Listening to the set composed almost entirely of new material, and knocked out with aplomb by a four and sometimes five-piece (additional touring guitarist “Cheryl from Florida”, per Kelley, played on about half the songs), I realized that as a songwriter, being in The Pixies was both the best and the worst thing that could have happened to Kim Deal: the best because coolly sly songs like quasi-single “Bang On”, with its refrain of “I want no one and no one wants me, I’m missing, I’m missing”, are too idiosyncratic to have won them such a wide audience without the Pixies reflected glory; and the worst because that audience sometimes fails to appreciate them. Nobody goes nuts for songs they’ve never or rarely heard before, but the gulf between the audience’s reaction to, say, "Happiness Is A Warm Gun" (which teetered but didn’t go off the rails completely) and the quiet “Spark” was striking.

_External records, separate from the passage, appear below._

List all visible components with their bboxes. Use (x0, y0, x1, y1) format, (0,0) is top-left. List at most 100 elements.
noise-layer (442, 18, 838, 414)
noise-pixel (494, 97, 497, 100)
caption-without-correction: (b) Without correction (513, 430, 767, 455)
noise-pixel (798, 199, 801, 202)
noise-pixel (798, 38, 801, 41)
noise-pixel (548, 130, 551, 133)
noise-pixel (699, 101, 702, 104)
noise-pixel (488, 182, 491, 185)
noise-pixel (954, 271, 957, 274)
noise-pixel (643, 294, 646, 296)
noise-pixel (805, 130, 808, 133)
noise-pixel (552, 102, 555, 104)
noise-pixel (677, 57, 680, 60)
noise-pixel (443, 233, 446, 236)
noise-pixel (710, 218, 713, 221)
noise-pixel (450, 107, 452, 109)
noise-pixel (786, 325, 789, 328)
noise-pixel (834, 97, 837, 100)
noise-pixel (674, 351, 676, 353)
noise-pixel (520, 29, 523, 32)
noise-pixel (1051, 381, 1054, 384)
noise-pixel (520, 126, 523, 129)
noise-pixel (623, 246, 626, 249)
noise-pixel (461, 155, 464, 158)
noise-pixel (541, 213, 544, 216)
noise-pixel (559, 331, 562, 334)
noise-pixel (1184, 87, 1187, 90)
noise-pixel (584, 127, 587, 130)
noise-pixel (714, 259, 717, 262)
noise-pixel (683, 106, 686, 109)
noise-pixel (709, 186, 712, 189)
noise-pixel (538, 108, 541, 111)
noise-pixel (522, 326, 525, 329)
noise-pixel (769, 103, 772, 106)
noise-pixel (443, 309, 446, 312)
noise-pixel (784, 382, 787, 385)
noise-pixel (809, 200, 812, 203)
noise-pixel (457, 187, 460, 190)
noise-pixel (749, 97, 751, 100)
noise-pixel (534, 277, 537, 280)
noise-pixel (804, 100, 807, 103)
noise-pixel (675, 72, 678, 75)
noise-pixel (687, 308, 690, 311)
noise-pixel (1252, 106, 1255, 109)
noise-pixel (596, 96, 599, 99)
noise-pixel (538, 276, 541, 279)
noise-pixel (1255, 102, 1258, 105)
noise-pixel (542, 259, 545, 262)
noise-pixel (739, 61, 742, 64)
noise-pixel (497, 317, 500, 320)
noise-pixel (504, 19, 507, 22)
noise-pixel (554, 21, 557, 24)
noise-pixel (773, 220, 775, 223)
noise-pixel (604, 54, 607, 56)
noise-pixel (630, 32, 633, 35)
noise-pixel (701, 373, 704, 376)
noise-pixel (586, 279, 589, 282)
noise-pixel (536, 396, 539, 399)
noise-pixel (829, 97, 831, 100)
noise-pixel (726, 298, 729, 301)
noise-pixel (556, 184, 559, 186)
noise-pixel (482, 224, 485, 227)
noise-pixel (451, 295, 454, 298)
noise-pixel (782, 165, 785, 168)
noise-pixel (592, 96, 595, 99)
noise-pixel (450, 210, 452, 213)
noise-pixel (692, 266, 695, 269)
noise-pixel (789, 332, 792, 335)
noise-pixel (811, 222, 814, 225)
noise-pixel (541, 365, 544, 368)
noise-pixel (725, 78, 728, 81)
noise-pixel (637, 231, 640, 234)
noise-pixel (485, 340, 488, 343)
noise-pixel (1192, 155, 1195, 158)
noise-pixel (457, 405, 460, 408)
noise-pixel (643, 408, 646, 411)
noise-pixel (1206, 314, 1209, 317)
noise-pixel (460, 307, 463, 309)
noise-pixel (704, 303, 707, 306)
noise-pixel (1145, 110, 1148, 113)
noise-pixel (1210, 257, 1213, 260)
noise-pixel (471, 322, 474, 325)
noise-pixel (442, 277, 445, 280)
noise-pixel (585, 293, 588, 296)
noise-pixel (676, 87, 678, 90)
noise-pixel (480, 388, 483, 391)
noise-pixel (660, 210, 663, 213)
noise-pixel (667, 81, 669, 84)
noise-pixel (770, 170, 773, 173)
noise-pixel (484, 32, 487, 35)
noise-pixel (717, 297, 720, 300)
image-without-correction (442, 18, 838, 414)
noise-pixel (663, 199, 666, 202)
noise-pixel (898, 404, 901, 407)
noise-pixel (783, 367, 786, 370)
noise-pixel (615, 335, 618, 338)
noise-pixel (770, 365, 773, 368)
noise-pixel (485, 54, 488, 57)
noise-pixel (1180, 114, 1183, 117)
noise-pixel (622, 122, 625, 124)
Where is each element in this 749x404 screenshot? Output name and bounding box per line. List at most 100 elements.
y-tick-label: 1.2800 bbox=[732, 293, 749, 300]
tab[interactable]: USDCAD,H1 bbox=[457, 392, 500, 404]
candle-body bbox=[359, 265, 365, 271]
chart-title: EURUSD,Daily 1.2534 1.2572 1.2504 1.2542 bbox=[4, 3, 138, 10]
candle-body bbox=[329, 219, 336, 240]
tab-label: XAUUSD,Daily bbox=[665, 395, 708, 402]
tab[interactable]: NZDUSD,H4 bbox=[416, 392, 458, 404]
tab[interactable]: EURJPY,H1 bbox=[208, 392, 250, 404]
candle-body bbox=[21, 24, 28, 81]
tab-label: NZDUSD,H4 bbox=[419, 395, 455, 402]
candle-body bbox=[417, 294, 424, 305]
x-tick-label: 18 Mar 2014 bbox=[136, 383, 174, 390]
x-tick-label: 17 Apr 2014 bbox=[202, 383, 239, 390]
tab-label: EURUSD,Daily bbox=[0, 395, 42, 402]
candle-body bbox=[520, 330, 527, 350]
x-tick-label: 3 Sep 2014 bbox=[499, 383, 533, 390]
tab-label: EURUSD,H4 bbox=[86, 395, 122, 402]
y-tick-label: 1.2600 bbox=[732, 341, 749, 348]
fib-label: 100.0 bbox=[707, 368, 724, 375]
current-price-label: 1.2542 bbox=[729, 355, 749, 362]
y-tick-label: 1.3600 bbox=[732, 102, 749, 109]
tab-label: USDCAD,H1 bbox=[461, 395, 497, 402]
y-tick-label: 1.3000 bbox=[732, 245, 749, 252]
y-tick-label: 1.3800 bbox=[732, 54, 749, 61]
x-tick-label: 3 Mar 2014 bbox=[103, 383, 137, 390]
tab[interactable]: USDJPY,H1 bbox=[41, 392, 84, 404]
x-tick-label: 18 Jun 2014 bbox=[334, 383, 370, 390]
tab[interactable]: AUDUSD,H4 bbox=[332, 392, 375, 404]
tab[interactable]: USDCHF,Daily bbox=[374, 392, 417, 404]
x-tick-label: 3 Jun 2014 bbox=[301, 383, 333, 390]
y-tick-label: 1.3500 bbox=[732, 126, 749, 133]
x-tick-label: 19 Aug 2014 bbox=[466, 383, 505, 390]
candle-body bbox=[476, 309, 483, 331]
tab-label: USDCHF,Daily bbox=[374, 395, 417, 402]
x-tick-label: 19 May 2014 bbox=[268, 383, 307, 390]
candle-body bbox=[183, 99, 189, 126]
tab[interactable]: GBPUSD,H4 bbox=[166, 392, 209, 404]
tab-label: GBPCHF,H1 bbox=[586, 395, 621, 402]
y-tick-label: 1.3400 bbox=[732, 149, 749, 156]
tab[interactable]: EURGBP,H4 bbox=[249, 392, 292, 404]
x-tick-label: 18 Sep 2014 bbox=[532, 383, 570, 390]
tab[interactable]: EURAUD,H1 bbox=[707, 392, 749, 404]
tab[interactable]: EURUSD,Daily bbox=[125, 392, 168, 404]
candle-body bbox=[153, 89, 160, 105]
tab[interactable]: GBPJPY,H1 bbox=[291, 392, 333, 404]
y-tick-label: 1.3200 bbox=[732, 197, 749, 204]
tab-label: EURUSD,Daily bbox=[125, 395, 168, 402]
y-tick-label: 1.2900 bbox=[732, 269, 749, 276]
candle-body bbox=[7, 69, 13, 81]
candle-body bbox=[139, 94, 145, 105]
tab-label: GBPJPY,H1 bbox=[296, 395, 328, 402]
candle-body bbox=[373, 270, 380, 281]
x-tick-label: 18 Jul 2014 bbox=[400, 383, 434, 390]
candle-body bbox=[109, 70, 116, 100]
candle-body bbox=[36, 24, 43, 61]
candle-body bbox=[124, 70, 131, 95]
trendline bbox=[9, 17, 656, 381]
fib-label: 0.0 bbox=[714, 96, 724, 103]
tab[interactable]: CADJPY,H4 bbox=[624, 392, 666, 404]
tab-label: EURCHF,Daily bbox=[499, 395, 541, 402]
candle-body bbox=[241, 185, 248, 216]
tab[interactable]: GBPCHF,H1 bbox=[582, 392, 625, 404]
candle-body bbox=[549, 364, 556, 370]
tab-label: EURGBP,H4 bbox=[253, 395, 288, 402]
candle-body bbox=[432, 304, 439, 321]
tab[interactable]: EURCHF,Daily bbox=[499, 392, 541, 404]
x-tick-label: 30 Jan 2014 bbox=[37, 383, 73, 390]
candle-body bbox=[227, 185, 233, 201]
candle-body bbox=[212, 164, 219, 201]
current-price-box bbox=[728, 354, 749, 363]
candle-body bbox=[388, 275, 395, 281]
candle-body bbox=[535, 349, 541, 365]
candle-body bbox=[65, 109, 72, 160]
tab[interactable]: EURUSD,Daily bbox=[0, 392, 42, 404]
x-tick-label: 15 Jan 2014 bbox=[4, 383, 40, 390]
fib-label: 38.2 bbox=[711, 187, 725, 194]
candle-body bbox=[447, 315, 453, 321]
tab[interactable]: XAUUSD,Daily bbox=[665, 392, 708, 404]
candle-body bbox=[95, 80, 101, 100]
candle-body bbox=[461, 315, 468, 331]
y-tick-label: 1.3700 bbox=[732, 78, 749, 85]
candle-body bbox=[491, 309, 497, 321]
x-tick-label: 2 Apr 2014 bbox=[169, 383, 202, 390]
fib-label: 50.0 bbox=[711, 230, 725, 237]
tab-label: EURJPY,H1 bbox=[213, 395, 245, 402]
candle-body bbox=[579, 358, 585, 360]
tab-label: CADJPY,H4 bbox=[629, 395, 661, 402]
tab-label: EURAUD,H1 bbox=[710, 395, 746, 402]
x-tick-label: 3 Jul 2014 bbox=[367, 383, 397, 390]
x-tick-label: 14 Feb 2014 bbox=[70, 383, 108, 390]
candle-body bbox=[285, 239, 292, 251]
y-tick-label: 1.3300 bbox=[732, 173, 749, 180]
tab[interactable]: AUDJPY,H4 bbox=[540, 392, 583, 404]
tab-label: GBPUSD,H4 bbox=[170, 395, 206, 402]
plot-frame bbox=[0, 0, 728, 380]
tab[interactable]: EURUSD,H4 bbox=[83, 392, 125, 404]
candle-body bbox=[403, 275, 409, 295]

The old tunes did sound fantastic, especially “Cannonball” with its pummeling walls of distorted vocals — in hindsight, it’s lucky for them, and us, that the one song they can’t get away with not playing is so tricky that they have to engage with it, otherwise they’d fuck it up — but from set opener “Overglazed”, which with its echoing vocals and thundering riff resembled a gang of giants descending from a mountaintop, to the languid and stunning “We’re Gonna Rise”, the new numbers actually surpassed the old. There aren’t too many shows I’d stumble through a blizzard for, but this was one of them, and it was well worth it.